N°16 | Que sont les héros devenus ?

André Loez
14-18. Les Refus de la guerre
Une histoire des mutins
Paris, Gallimard, 2010
André Loez, 14-18. Les Refus de la guerre, Gallimard

« Faites-moi fusiller mais je ne monterai pas aux tranchées, d’ailleurs ça revient au même » (soldat Henri Kuhn, 20e régiment d’infanterie, chemin des Dames, 29 avril 1917). Héros ou victimes, les mutins de 1914-1918 ? Ni l’un ni l’autre. Les deux. Était-ce du courage de crier « Non » aux ordres de monter au front ? Était-ce de la lâcheté de revenir dans les rangs aux premières menaces de travaux forcés ou de peloton d’exécution ?

On peut dire : « Les rebelles sont les héros ; les soumis sont les victimes. » On peut aussi dire l’inverse : « Les héros sont ceux qui consentirent au sacrifice ; les victimes sont ceux qui se laissèrent entraîner dans un mouvement contagieux de désobéissance qui a touché deux tiers des divisions de l’armée française au printemps 1917. »

Le traitement historique de ces événements nous touche au plus sensible de notre conscience. Où était le devoir ? L’esprit de solidarité dictait de se lier aux camarades qui consentaient à la mort au peloton d’exécution pour défendre leurs frères promis à la boucherie des offensives inutiles. L’esprit patriotique dictait de ne rien céder devant l’ennemi, quel que fût le nombre à tomber sous la mitraille.

Le livre d’André Loez est important, difficile et nécessaire. Il est important parce que son travail de recherche est sans précédent au vu de la quantité des archives exploitées. Il est difficile parce qu’il n’est pas un cas raconté dans ce livre qui ne nous interpelle d’un « Qu’aurais-je fait si je m’étais trouvé dans une telle situation ? » Il est nécessaire parce qu’on ne peut vouloir commander des hommes au combat sans retenir les leçons des conflits passés. Et la leçon des mutineries de 1917 n’est pas faite. Pourquoi ces mutineries ont-elles pris ce caractère synchrone ? Pourquoi sont-elles survenues cette année-là et pas les années précédentes ? Comment s’est improvisée puis organisée cette action collective ?

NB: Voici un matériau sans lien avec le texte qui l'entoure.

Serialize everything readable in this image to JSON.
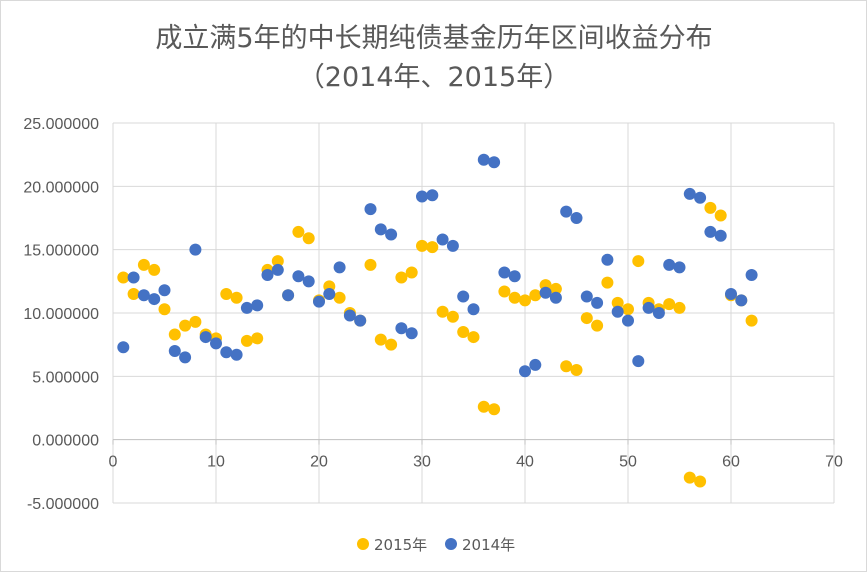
{
  "chart_data": {
    "type": "scatter",
    "title": "成立满5年的中长期纯债基金历年区间收益分布",
    "subtitle": "（2014年、2015年）",
    "xlim": [
      0,
      70
    ],
    "ylim": [
      -5,
      25
    ],
    "x_ticks": [
      "0",
      "10",
      "20",
      "30",
      "40",
      "50",
      "60",
      "70"
    ],
    "y_ticks": [
      "25.000000",
      "20.000000",
      "15.000000",
      "10.000000",
      "5.000000",
      "0.000000",
      "-5.000000"
    ],
    "y_tick_values": [
      25,
      20,
      15,
      10,
      5,
      0,
      -5
    ],
    "x_tick_values": [
      0,
      10,
      20,
      30,
      40,
      50,
      60,
      70
    ],
    "grid": true,
    "legend_position": "bottom",
    "series": [
      {
        "name": "2015年",
        "color": "#ffc000",
        "x": [
          1,
          2,
          3,
          4,
          5,
          6,
          7,
          8,
          9,
          10,
          11,
          12,
          13,
          14,
          15,
          16,
          17,
          18,
          19,
          20,
          21,
          22,
          23,
          24,
          25,
          26,
          27,
          28,
          29,
          30,
          31,
          32,
          33,
          34,
          35,
          36,
          37,
          38,
          39,
          40,
          41,
          42,
          43,
          44,
          45,
          46,
          47,
          48,
          49,
          50,
          51,
          52,
          53,
          54,
          55,
          56,
          57,
          58,
          59,
          60,
          61,
          62
        ],
        "y": [
          12.8,
          11.5,
          13.8,
          13.4,
          10.3,
          8.3,
          9.0,
          9.3,
          8.3,
          8.0,
          11.5,
          11.2,
          7.8,
          8.0,
          13.4,
          14.1,
          11.4,
          16.4,
          15.9,
          11.0,
          12.1,
          11.2,
          10.0,
          9.4,
          13.8,
          7.9,
          7.5,
          12.8,
          13.2,
          15.3,
          15.2,
          10.1,
          9.7,
          8.5,
          8.1,
          2.6,
          2.4,
          11.7,
          11.2,
          11.0,
          11.4,
          12.2,
          11.9,
          5.8,
          5.5,
          9.6,
          9.0,
          12.4,
          10.8,
          10.3,
          14.1,
          10.8,
          10.3,
          10.7,
          10.4,
          -3.0,
          -3.3,
          18.3,
          17.7,
          11.4,
          11.0,
          9.4
        ]
      },
      {
        "name": "2014年",
        "color": "#4472c4",
        "x": [
          1,
          2,
          3,
          4,
          5,
          6,
          7,
          8,
          9,
          10,
          11,
          12,
          13,
          14,
          15,
          16,
          17,
          18,
          19,
          20,
          21,
          22,
          23,
          24,
          25,
          26,
          27,
          28,
          29,
          30,
          31,
          32,
          33,
          34,
          35,
          36,
          37,
          38,
          39,
          40,
          41,
          42,
          43,
          44,
          45,
          46,
          47,
          48,
          49,
          50,
          51,
          52,
          53,
          54,
          55,
          56,
          57,
          58,
          59,
          60,
          61,
          62
        ],
        "y": [
          7.3,
          12.8,
          11.4,
          11.1,
          11.8,
          7.0,
          6.5,
          15.0,
          8.1,
          7.6,
          6.9,
          6.7,
          10.4,
          10.6,
          13.0,
          13.4,
          11.4,
          12.9,
          12.5,
          10.9,
          11.5,
          13.6,
          9.8,
          9.4,
          18.2,
          16.6,
          16.2,
          8.8,
          8.4,
          19.2,
          19.3,
          15.8,
          15.3,
          11.3,
          10.3,
          22.1,
          21.9,
          13.2,
          12.9,
          5.4,
          5.9,
          11.6,
          11.2,
          18.0,
          17.5,
          11.3,
          10.8,
          14.2,
          10.1,
          9.4,
          6.2,
          10.4,
          10.0,
          13.8,
          13.6,
          19.4,
          19.1,
          16.4,
          16.1,
          11.5,
          11.0,
          13.0
        ]
      }
    ]
  }
}
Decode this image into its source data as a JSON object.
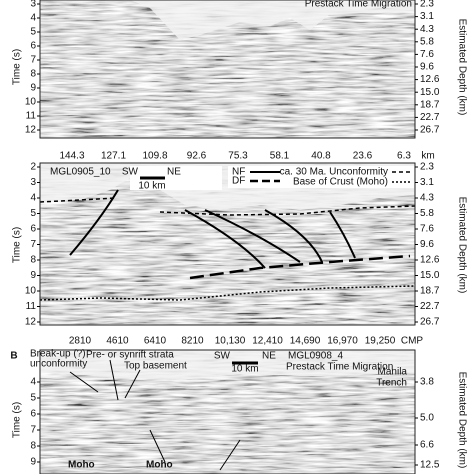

L’auteur prend le parti de critiquer les études précédentes qui simplifiaient ces événements avec la conclusion facile que les mutins « ne refusaient pas la guerre mais la manière de la faire ». Il se saisit de tous les documents possibles – récits, lettres, rapports militaires et comptes rendus judiciaires – pour, selon ses mots, retrouver l’épaisseur d’un événement qui ne va pas de soi. Il ne dit ni les héros ni les victimes. Il raconte l’amère aventure de ces soldats, de leurs chefs, de ceux qui essayèrent de les défendre et de ceux qui eurent à les condamner.